Anthea Kilminster

Solace has recently extended work in Kirklees funded by West Yorkshire & Harrogate Health Care Partnership (WYHHCP).  This builds upon work in Kirklees and Calderdale on the “Transitions” project; and through “Connecting Opportunities” supporting new refugees with integration and employment; and therapeutic work with Syrian children and families as part of the “Resettlement – Child and Family Well-Being” project.

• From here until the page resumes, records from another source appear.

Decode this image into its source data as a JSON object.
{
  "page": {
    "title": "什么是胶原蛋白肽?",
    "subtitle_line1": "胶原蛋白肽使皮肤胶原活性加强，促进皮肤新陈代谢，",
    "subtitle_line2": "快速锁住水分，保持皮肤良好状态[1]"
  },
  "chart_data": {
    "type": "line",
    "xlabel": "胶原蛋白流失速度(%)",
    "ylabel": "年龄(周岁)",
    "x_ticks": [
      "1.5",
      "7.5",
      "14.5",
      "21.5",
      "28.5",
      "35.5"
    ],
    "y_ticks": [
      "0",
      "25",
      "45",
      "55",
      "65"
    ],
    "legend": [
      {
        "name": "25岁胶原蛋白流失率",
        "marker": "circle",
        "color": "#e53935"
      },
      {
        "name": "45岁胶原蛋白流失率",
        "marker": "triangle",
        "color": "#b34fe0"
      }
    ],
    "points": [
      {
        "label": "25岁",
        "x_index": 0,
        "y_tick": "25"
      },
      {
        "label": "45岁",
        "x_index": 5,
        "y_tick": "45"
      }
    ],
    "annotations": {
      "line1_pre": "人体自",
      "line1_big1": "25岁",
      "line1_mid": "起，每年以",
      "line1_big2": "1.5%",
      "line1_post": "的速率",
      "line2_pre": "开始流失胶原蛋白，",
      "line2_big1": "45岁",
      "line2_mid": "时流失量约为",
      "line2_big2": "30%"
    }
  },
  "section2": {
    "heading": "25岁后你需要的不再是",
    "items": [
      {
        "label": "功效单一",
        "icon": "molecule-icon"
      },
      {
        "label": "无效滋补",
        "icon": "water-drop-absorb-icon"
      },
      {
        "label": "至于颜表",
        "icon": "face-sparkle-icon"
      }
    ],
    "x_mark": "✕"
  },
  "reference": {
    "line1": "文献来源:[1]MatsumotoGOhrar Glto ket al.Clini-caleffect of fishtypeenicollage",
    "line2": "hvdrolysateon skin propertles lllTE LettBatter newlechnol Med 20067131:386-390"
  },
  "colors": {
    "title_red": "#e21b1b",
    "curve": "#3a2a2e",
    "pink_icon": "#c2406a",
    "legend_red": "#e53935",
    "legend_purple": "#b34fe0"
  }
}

In practice this means extending our therapeutic care model to asylum seekers and refugees with complex pre-migration and post migration trauma in Kirklees.   A large part of the work also encompasses a public health role: investigating and reporting on barriers to accessing mental health services by refugees and asylum seekers, particularly in light of COVID-19 restrictions. Indeed this pandemic has really highlighted the poorer health outcomes for BME communities, so uncovering the detail of why that is the case is crucial.  Evidence so far points to: being highly represented in front line occupations, highly populated residential areas and multi-generational households; disproportionately experiencing underlying health issues such as diabetes and CPD (coronary pulmonary disease), and experiencing the physiological effects of structural racism that impact on the endocrine system leading to higher level stress response and reduced immune functioning.

Work has begun

  • promoting Solace’s profile within the third sector and extending referral pathways from other organisations; 
  • delivering mental health awareness training for other professionals such as library staff as part of ‘Libraries of Sanctuary’; Kirklees council and third sector employees;
  • joining groups such as “Lift the Ban” a working group which is developing research and lobbying to bring about positive legal change to help asylum seekers to have access to employment.

Clients are based largely in Huddersfield and North Kirklees: Dewsbury and Batley, and benefit from a richness of local authority and voluntary sector provision, with organisations such as S2R Create Space organising outdoor and creative activities; Happy MOMents and the WomensCentre providing support to women; Kirklees Befriending Scheme; Reach – Baptist Drop In Centre and a very active Kirklees Welcome Team at Kirklees Council.

An exciting development this week has been a commitment by the Public Health Department in Kirklees to supporting Solace in this project and to join WTB – Working Together Better – a sub group within Public Health Kirklees.  A partnership with Mears is also being pursued to work more closely with their Well-being Officers.

The direction of research seems to lead to addressing the stigma attached to accessing help with emotional and mental health problems felt by some of our clients.  This may prevent them talking about these issues and presenting to referral organisations. Qualitative research has revealed feelings such as:  it is legitimate to talk about physical health problems but that discussing problematic emotions is embarrassing, will be met with disbelief or you will be shunned. Collaboration is required to address this both in working with referrers and clients to reassure and reduce stigma. 

Solace is available for training and consultation to make services more accessible to refugees and asylum seekers.